Early years and business life

He was born on February 12, 1911 in La Vega. He is the son of Jimena Fernández de Castro and Silvestre Guzmán Pérez.

In his hometown he completed his primary, secondary and higher education. Also, he started out in music as a fan of the piccolo. He later carried out his self-taught studies and practical agronomy practices in Florida and California in the United States.

At the age of 17, he became the manager of the Curacao Trading Company in the city of Salcedo, a position he also held in the branches of Moca, La Vega, Barahona, and San Francisco de Macorís. and Santiago.

In 1939 he married Renée Klang Avelino, whose father was French and whose mother was Brazilian, with whom he had two children.

At the age of 31, being a prosperous commercial entrepreneur dedicated to the export of fruits, he was one of the pioneers in large-scale rice production in the northwest region of the Dominican Republic. At the age of 37 he founded Productos Dominicanos C. por A., which brought together several rice factories and exported coffee and cocoa.

Political career

The Constitutional Government of 1963, in recognition of his merits in the Dominican Revolutionary Party (PRD) which he had joined in 1961, appointed him Secretary of State for Agriculture, entering Dominican political life.

In 1964, after the overthrow of Juan Bosch on September 25, 1963, it became part of the two main organizations of the PRD: the National Executive Committee and the Political Commission.

His citizen presence had enormous recognition in the days of 1965, in what was called "The Guzmán formula" through which, as a means of achieving a cessation of the hostilities of the April Revolution of 1965, and reaching free elections, he was offered the Provisional Presidency of the Republic, which he rejected. However, he took part in the mediation commission that culminated in the swearing-in of Héctor García Godoy as provisional president. Since then, political work occupied a prominent place in his life.

In 1974, a coalition of opposition parties called the Santiago Agreement nominated him as a presidential candidate for that year's elections. However, suspicions that Joaquín Balaguer (then president) would use fraud and would not know the results of being adverse to him, caused the Agreement to withdraw from the race.

Presidency

In 1977, the PRD chose him as its candidate for the Presidency, and he was victorious in the May 1978 elections.

With the determined support of the United States embassy, businessmen (a sector that, although a beneficiary of Balaguer's policies, had seen its extension over time as unsustainable) and with the majority vote of the Dominican people, Guzmán took office on August 16, 1978. He immediately made changes to the bureaucratic-military order, took measures against the corruption that had characterized the previous government and moved towards a new order of the Dominican state, eliminating the ghost of military riots and interruption of the democratic order.

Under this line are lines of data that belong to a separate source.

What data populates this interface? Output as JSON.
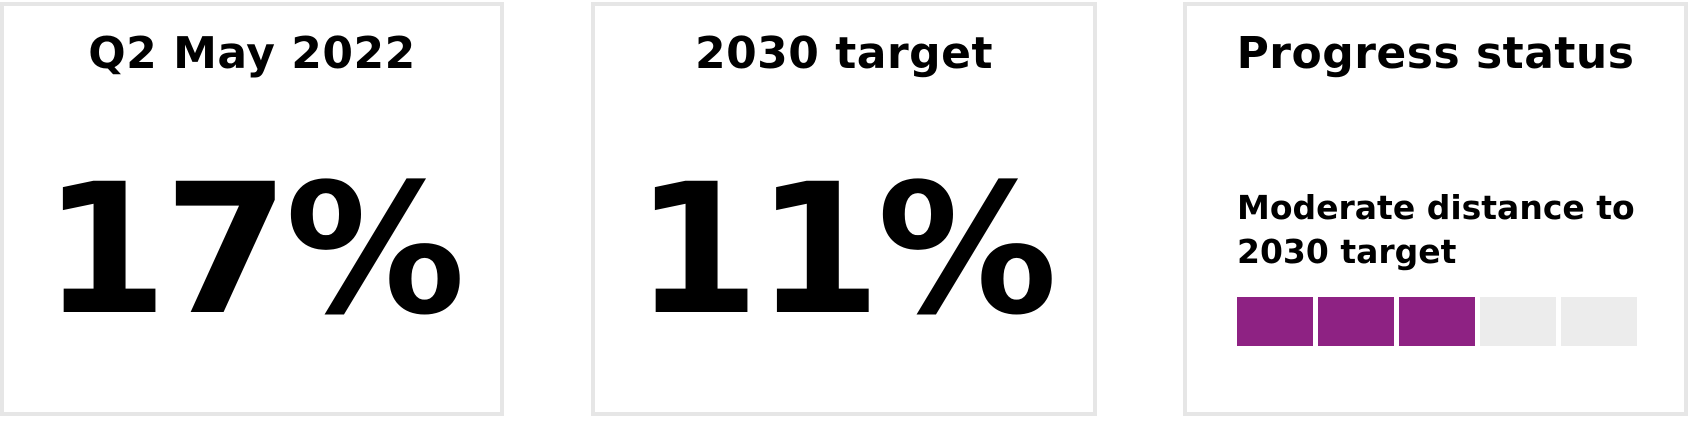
{
  "cards": [
    {
      "title": "Q2 May 2022",
      "value": "17%"
    },
    {
      "title": "2030 target",
      "value": "11%"
    },
    {
      "title": "Progress status",
      "status_text": "Moderate distance to 2030 target",
      "progress": {
        "filled_segments": 3,
        "total_segments": 5,
        "fill_color": "#8e2283",
        "empty_color": "#ececec"
      }
    }
  ],
  "colors": {
    "border": "#e6e6e6",
    "text": "#000000"
  }
}
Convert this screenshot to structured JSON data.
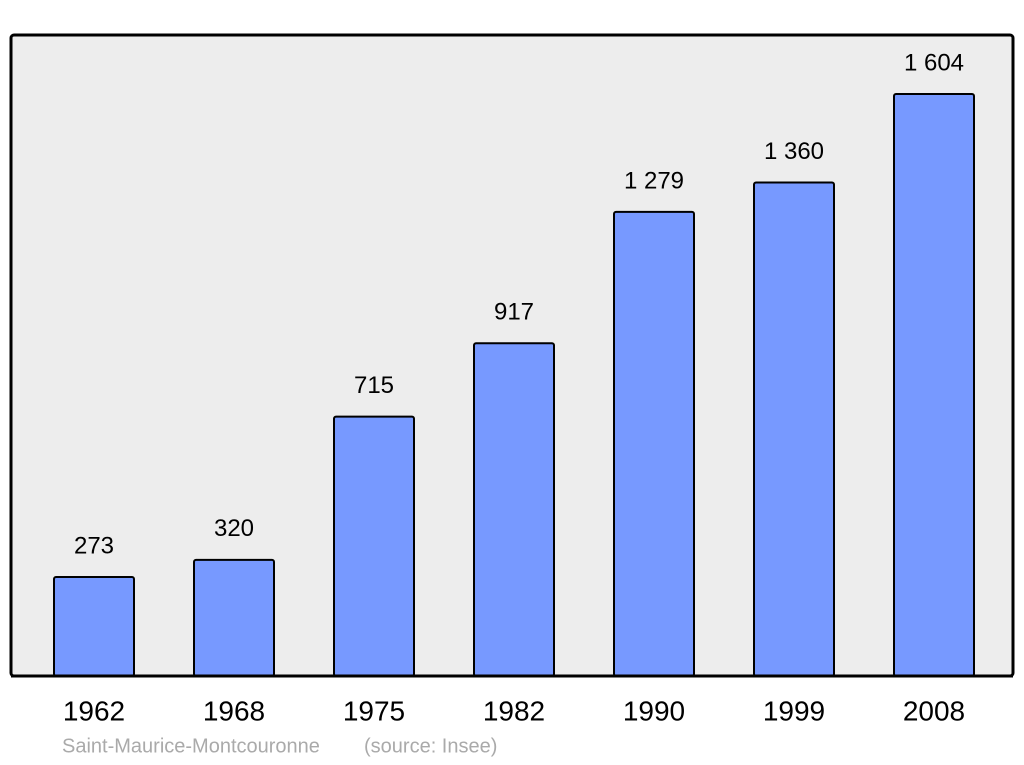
{
  "chart_data": {
    "type": "bar",
    "categories": [
      "1962",
      "1968",
      "1975",
      "1982",
      "1990",
      "1999",
      "2008"
    ],
    "values": [
      273,
      320,
      715,
      917,
      1279,
      1360,
      1604
    ],
    "value_labels": [
      "273",
      "320",
      "715",
      "917",
      "1 279",
      "1 360",
      "1 604"
    ],
    "color": "#7799ff",
    "caption": "Saint-Maurice-Montcouronne",
    "source": "(source: Insee)"
  }
}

A process of "depoliticization" began; of the armed forces and the National Police, which had been converted by Balaguer into instruments of repression, internal struggles and criminal and political intimidation, based on an attachment to the current president and his party, the Reform Party.

Important presidential measures

Before completing 60 days in power, he promulgated the Amnesty Law, which freed hundreds of political prisoners and allowed the return of dozens of political exiles from the previous regime.

It repealed a series of administrative measures that affected the enjoyment of individual freedoms, giving way to the establishment of a democratic environment in the country.

In a speech delivered on January 22, 1979, he outlined his economic policy, which focused on incentives for agricultural development and agroindustry, as the main source of employment in rural areas. He also promoted measures to protect small and medium-sized industries, the limitation of luxury imports, as well as incentives for export activity and an increase in the production of electrical energy.

Death

At dawn on Sunday, July 4, 1982, he committed suicide in the National Palace, with 43 days remaining until the end of his term. He died at the age of 71.